HTML 5 and the summary attribute

As I wrote in Help screen reader users by giving data tables a summary, the summary attribute on the table element can be used to provide information that helps non-sighted users understand data tables.

The current draft of HTML 5 requires that validators display a warning if they encounter a summary attribute, since it is now an “obsolete but conforming feature”. As I understand it, the reasoning is that there are better ways of providing the same information, making it available to all users. The draft also contains a number of example techniques that may be used to provide additional information about tables.

While I agree that information that is in fact useful to everybody should not just be available to people who use non-visual user agents, I do not think the HTML 5 draft is realistic about it.
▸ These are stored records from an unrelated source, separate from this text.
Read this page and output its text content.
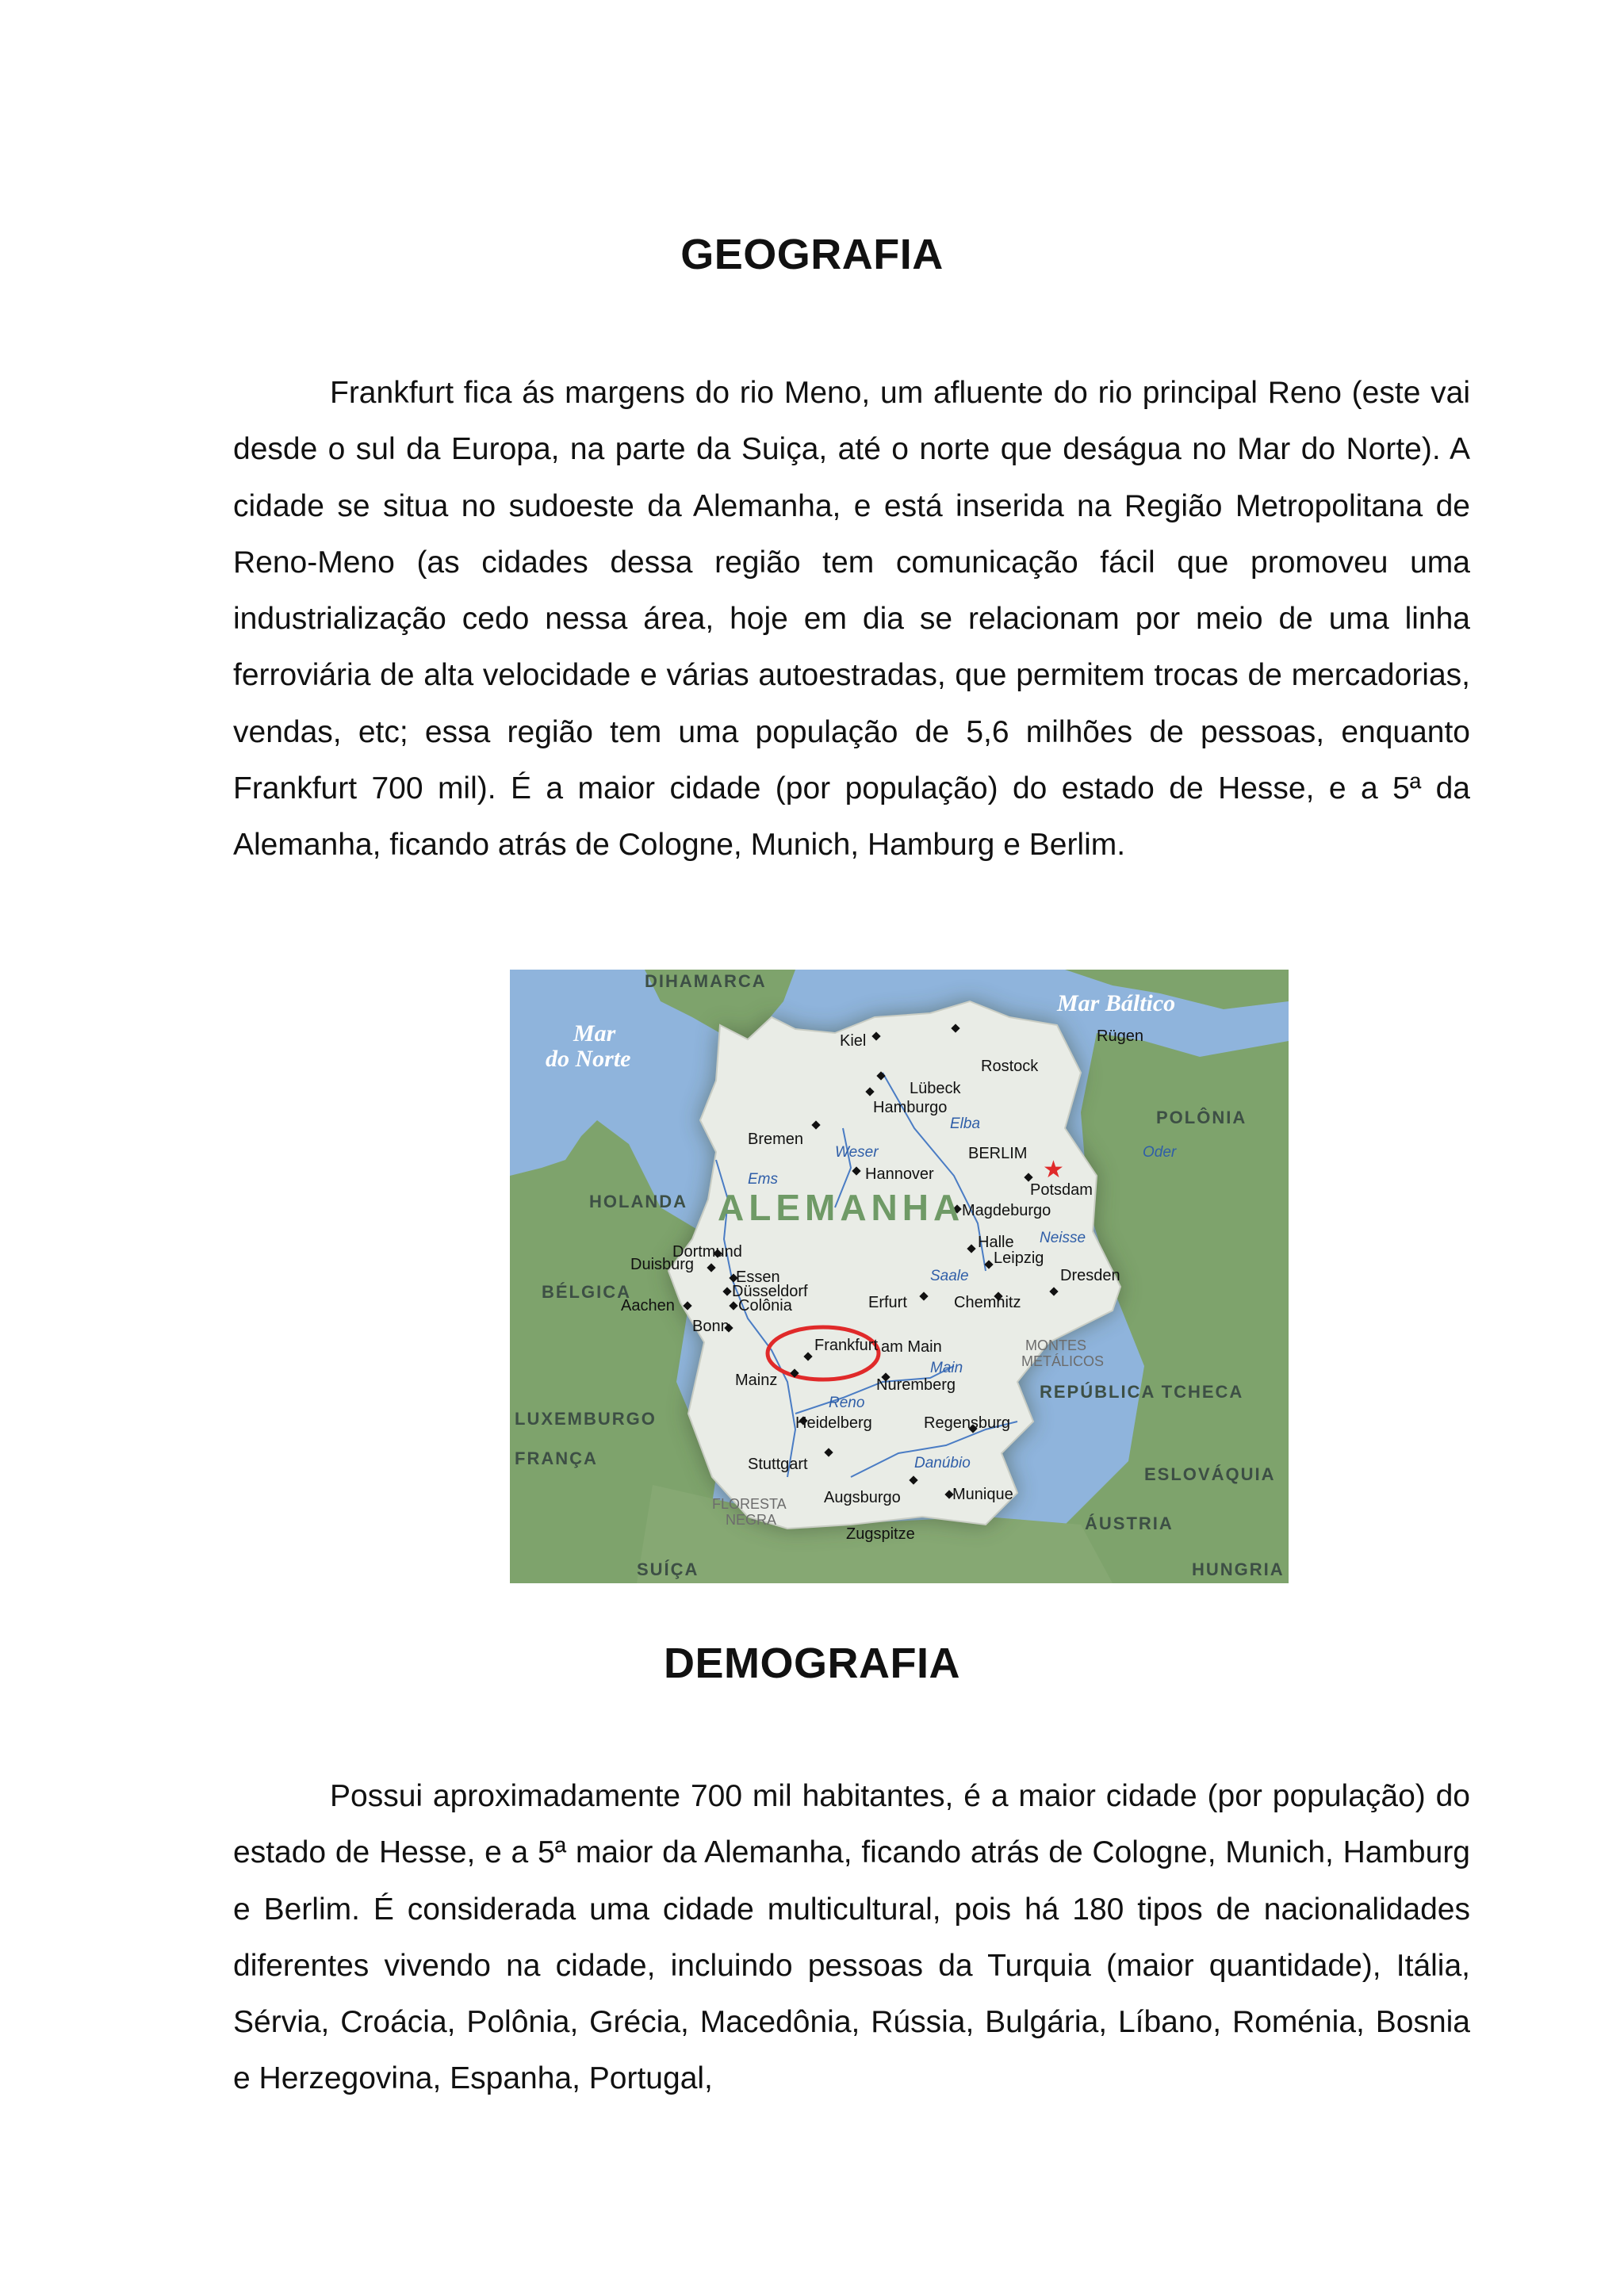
GEOGRAFIA

Frankfurt fica ás margens do rio Meno, um afluente do rio principal Reno (este vai desde o sul da Europa, na parte da Suiça, até o norte que deságua no Mar do Norte). A cidade se situa no sudoeste da Alemanha, e está inserida na Região Metropolitana de Reno-Meno (as cidades dessa região tem comunicação fácil que promoveu uma industrialização cedo nessa área, hoje em dia se relacionam por meio de uma linha ferroviária de alta velocidade e várias autoestradas, que permitem trocas de mercadorias, vendas, etc; essa região tem uma população de 5,6 milhões de pessoas, enquanto Frankfurt 700 mil). É a maior cidade (por população) do estado de Hesse, e a 5ª da Alemanha, ficando atrás de Cologne, Munich, Hamburg e Berlim.

★
Mar
do Norte
Mar Báltico
DIHAMARCA
HOLANDA
BÉLGICA
LUXEMBURGO
FRANÇA
SUÍÇA
ÁUSTRIA
ESLOVÁQUIA
REPÚBLICA TCHECA
POLÔNIA
HUNGRIA
ALEMANHA
MONTES
METÁLICOS
FLORESTA
NEGRA
Kiel
Rostock
Rügen
Lübeck
Hamburgo
Bremen
Hannover
BERLIM
Potsdam
Magdeburgo
Halle
Leipzig
Dortmund
Duisburg
Essen
Düsseldorf
Colônia
Aachen
Bonn
Erfurt	Chemnitz
Dresden
Frankfurt am Main
Mainz	Nuremberg
Heidelberg	Regensburg
Stuttgart
Augsburgo	Munique
Zugspitze
Elba
Weser
Ems
Oder
Neisse
Saale
Main
Reno
Danúbio
DEMOGRAFIA

Possui aproximadamente 700 mil habitantes, é a maior cidade (por população) do estado de Hesse, e a 5ª maior da Alemanha, ficando atrás de Cologne, Munich, Hamburg e Berlim. É considerada uma cidade multicultural, pois há 180 tipos de nacionalidades diferentes vivendo na cidade, incluindo pessoas da Turquia (maior quantidade), Itália, Sérvia, Croácia, Polônia, Grécia, Macedônia, Rússia, Bulgária, Líbano, Roménia, Bosnia e Herzegovina, Espanha, Portugal,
Forcing people to change the text surrounding tables or asking them to write an explanatory caption text that is redundant for sighted people will often be quite impopular.

When dealing with clients and developers in my dayjob, I have a hard enough time making people use header cells and table captions. I am absolutely convinced that starting to ask people to describe table structure in text that is visible to all users will only work in very rare cases. In most cases it will not be acceptable to have “all that text littering the screen”.

It’s good that HTML 5 gives us more ways of providing table information, but I really think that the summary attribute should be allowed (without validator warnings) for the cases where the only other real-world option will be to not provide any information at all to non-sighted users.